When work separates mothers and babies, everyone pays the price

Mothers are encouraged to breastfeed, yet too often expected to do so within work systems built around separation. If we want to improve breastfeeding rates, those systems must change – through stronger legislation on workplace responsibilities, flexible working, and care arrangements that allow mothers and babies to stay together

GenderGlobal

The Belgian MEP, Sara Matthieu, breastfeeds her baby on the train to the European Parliament in Strasbourg. Earlier this year, European electoral law was amended to allow proxy voting for MEPs, who are pregnant or in early motherhood. © Sara Matthieu

(This article uses the terms “mothers” and “breastfeeding” for clarity, reflecting common usage, but recognises that parents define their identities and caregiving in diverse ways.
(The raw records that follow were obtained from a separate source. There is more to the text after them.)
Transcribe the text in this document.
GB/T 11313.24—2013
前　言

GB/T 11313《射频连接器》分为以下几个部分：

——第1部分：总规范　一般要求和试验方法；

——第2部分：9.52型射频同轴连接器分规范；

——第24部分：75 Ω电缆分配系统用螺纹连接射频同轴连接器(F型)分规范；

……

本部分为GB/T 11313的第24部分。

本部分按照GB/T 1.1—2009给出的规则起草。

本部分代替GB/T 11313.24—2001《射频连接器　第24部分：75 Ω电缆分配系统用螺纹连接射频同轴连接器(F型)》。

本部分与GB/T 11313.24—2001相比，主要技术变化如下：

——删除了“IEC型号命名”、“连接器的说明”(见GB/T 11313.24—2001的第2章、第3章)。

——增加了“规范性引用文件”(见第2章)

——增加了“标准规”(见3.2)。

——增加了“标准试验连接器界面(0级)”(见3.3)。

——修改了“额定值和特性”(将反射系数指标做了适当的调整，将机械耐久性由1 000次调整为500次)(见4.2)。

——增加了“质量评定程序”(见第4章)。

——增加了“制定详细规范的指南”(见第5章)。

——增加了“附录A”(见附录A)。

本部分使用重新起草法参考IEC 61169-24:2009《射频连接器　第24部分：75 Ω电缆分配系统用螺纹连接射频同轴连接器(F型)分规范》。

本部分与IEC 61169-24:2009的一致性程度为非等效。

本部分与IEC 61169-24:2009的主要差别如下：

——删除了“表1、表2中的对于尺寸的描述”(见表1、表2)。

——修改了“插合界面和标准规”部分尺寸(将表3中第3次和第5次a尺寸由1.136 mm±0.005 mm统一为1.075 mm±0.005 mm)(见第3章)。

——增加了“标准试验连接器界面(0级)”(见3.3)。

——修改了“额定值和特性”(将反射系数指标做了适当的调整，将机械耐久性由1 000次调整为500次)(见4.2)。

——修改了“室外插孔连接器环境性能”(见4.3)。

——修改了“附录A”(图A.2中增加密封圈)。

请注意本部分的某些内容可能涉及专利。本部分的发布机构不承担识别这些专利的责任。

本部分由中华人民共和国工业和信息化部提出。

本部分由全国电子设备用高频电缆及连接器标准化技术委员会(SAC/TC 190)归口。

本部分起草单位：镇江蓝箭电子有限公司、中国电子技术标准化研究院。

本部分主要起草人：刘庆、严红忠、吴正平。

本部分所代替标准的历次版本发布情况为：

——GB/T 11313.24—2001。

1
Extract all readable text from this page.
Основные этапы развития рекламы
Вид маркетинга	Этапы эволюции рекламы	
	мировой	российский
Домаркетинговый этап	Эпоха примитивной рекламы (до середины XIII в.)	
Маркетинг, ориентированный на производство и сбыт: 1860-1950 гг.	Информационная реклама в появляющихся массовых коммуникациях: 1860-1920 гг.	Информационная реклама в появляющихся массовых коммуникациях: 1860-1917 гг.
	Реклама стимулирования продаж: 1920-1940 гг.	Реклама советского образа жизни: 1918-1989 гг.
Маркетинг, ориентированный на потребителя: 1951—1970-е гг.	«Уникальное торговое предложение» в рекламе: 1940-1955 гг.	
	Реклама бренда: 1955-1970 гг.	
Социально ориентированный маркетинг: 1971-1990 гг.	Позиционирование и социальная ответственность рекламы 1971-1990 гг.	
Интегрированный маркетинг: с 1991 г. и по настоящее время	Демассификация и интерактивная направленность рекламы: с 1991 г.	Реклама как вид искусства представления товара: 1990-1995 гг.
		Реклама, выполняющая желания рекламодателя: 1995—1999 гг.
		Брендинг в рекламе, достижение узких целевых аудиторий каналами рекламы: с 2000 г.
While not all parents are able or choose to breastfeed, enabling responsive caregiving – including supporting closeness between caregivers and infants – is essential for all children’s wellbeing, and experiences of separation can vary widely.)

In a tribal village in India my colleague rushed to the school door, smoothed her sari, and gently passed her baby to the school cook, who settled at the back of the classroom with wooden blocks. She strode to the front. The children stood to greet her in unison, ready for maths.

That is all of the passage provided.